重複腎盂尿管
概要
重複腎盂尿管は、1つの腎臓に2つの腎盂・尿管系が形成される先天性の尿路奇形である。無症状のことも多いが、尿路感染や水腎症などの合併症を来す場合がある。小児期に発見されることが多く、画像診断が確定に重要となる。
要点
- 腎臓の尿路構造が二重化する先天奇形
- 尿路感染や水腎症などの合併症に注意
- 超音波や造影検査で診断される
病態・原因
胎生期の尿管芽の分岐異常により、1つの腎臓から2本の尿管が発生することで生じる。分岐が完全な場合と不完全な場合があり、後者では尿管が途中で合流することもある。遺伝的素因や他の尿路奇形を伴うこともある。
主症状・身体所見
多くは無症状だが、尿路感染症(発熱、排尿時痛)、水腎症、尿失禁などで発見されることがある。尿流異常や尿管瘤、膀胱尿管逆流を合併する場合は症状が顕著となる。
検査・診断
| 検査 | 所見 | 補足 |
|---|---|---|
| 腹部超音波 | 腎盂・尿管の二重構造、拡張の有無 | 無侵襲的スクリーニング |
| 排泄性尿路造影 | 2本の尿管、尿管の合流部位、膀胱への開口異常の描出 | 構造異常の詳細な評価 |
| CT/MRI | 尿路走行・合併症の評価 | 詳細な立体構造把握 |
確定診断には画像検査が不可欠であり、特に排泄性尿路造影やMRIが有用である。
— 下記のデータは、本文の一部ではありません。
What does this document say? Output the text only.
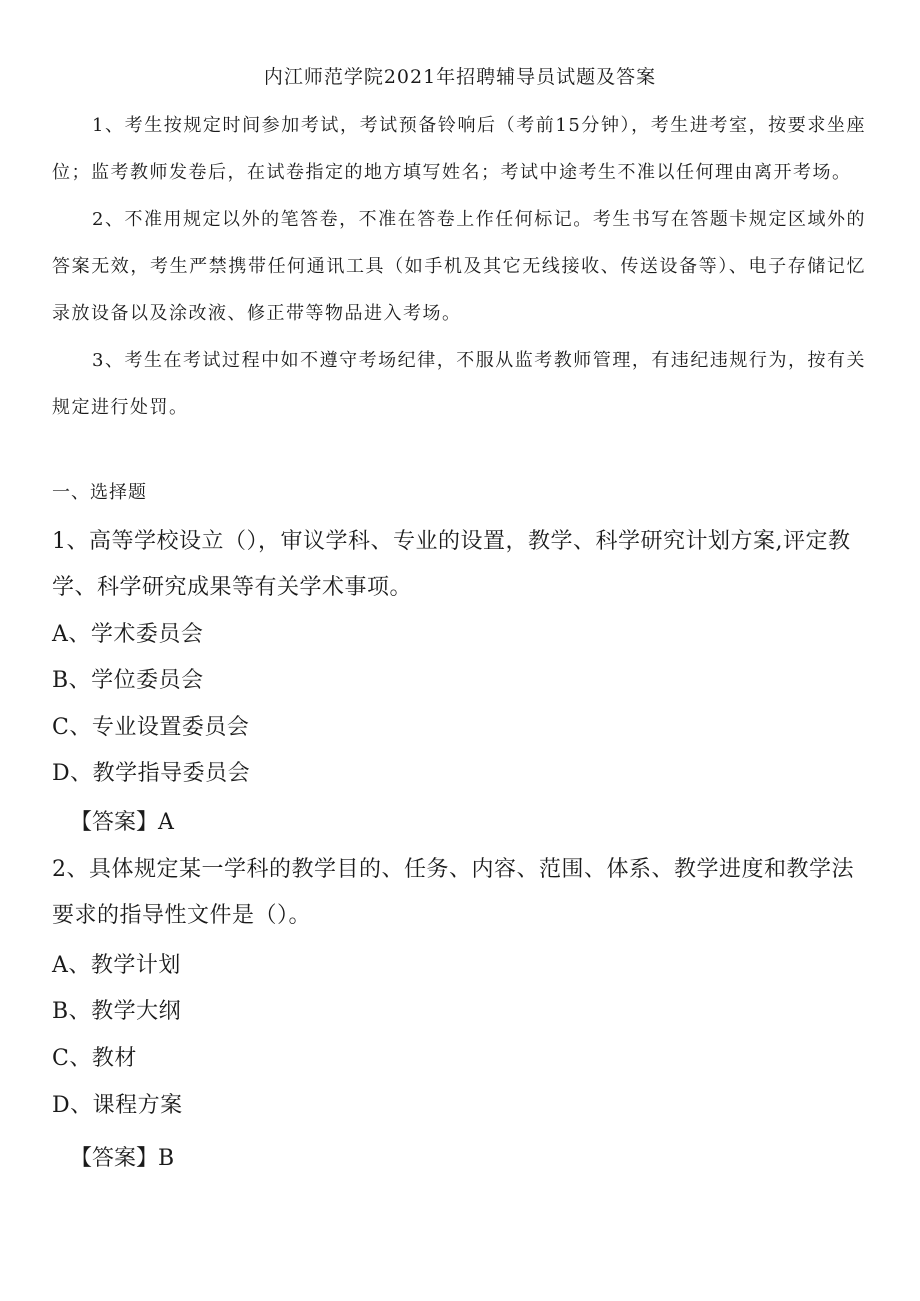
内江师范学院2021年招聘辅导员试题及答案

1、考生按规定时间参加考试，考试预备铃响后（考前15分钟），考生进考室，按要求坐座位；监考教师发卷后，在试卷指定的地方填写姓名；考试中途考生不准以任何理由离开考场。

2、不准用规定以外的笔答卷，不准在答卷上作任何标记。考生书写在答题卡规定区域外的答案无效，考生严禁携带任何通讯工具（如手机及其它无线接收、传送设备等）、电子存储记忆录放设备以及涂改液、修正带等物品进入考场。

3、考生在考试过程中如不遵守考场纪律，不服从监考教师管理，有违纪违规行为，按有关规定进行处罚。

一、选择题
1、高等学校设立（），审议学科、专业的设置，教学、科学研究计划方案,评定教学、科学研究成果等有关学术事项。
A、学术委员会
B、学位委员会
C、专业设置委员会
D、教学指导委员会
【答案】A
2、具体规定某一学科的教学目的、任务、内容、范围、体系、教学进度和教学法要求的指导性文件是（）。
A、教学计划
B、教学大纲
C、教材
D、课程方案
【答案】B
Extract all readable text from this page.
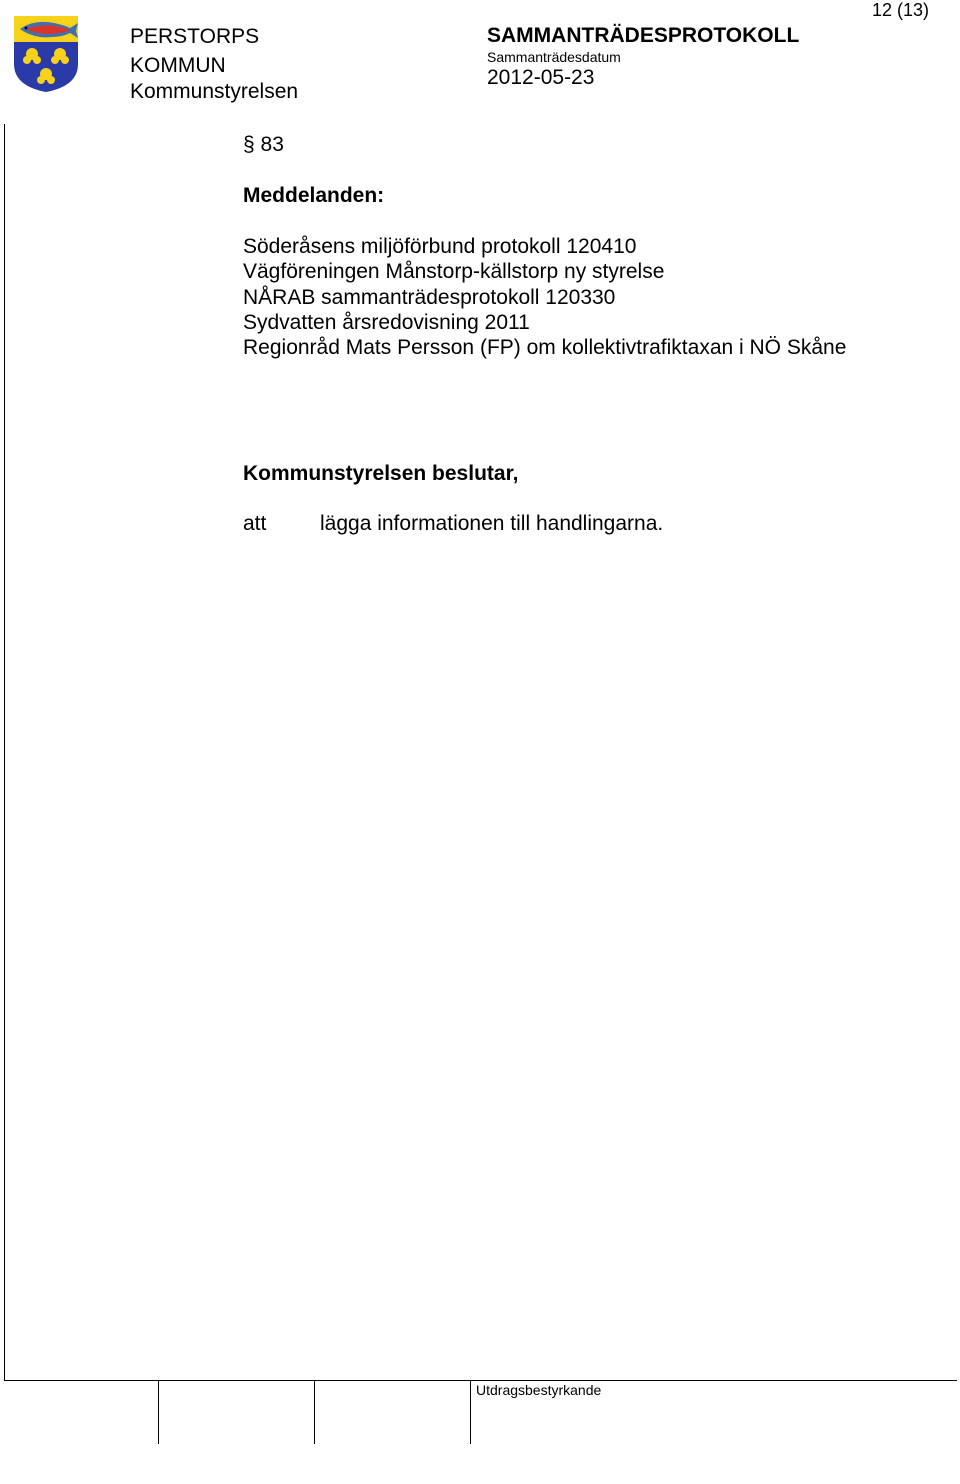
12 (13)
PERSTORPS
KOMMUN
Kommunstyrelsen
SAMMANTRÄDESPROTOKOLL
Sammanträdesdatum
2012-05-23
§ 83
Meddelanden:
Söderåsens miljöförbund protokoll 120410
Vägföreningen Månstorp-källstorp ny styrelse
NÅRAB sammanträdesprotokoll 120330
Sydvatten årsredovisning 2011
Regionråd Mats Persson (FP) om kollektivtrafiktaxan i NÖ Skåne
Kommunstyrelsen beslutar,
att	lägga informationen till handlingarna.
Utdragsbestyrkande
尿管瘤や膀胱尿管逆流などの合併奇形も同時に評価する。
治療
- 第一選択:無症状例は経過観察、合併症例は外科的治療(尿管再建術等)
- 補助療法:尿路感染症には抗菌薬投与、水腎症管理
- 注意点:腎機能温存と再発感染予防、手術適応の慎重な判断
鑑別・比較
| 疾患 | 見分けるキーポイント | 検査差異 |
|---|---|---|
| 馬蹄鉄腎 | 腎臓が下極で癒合しU字型 | 超音波・CTで腎の形態異常 |
| 水腎症 | 腎盂の拡張のみで尿管は単一 | 造影で尿管分岐なし |
| 尿管異所開口 | 尿管が異常部位に開口し尿失禁 | 造影で開口部異常を確認 |
補足事項
重複腎盂尿管は他の尿路奇形と合併しやすく、長期的な腎機能フォローが重要である。近年は胎児超音波検査で出生前診断されることも増えている。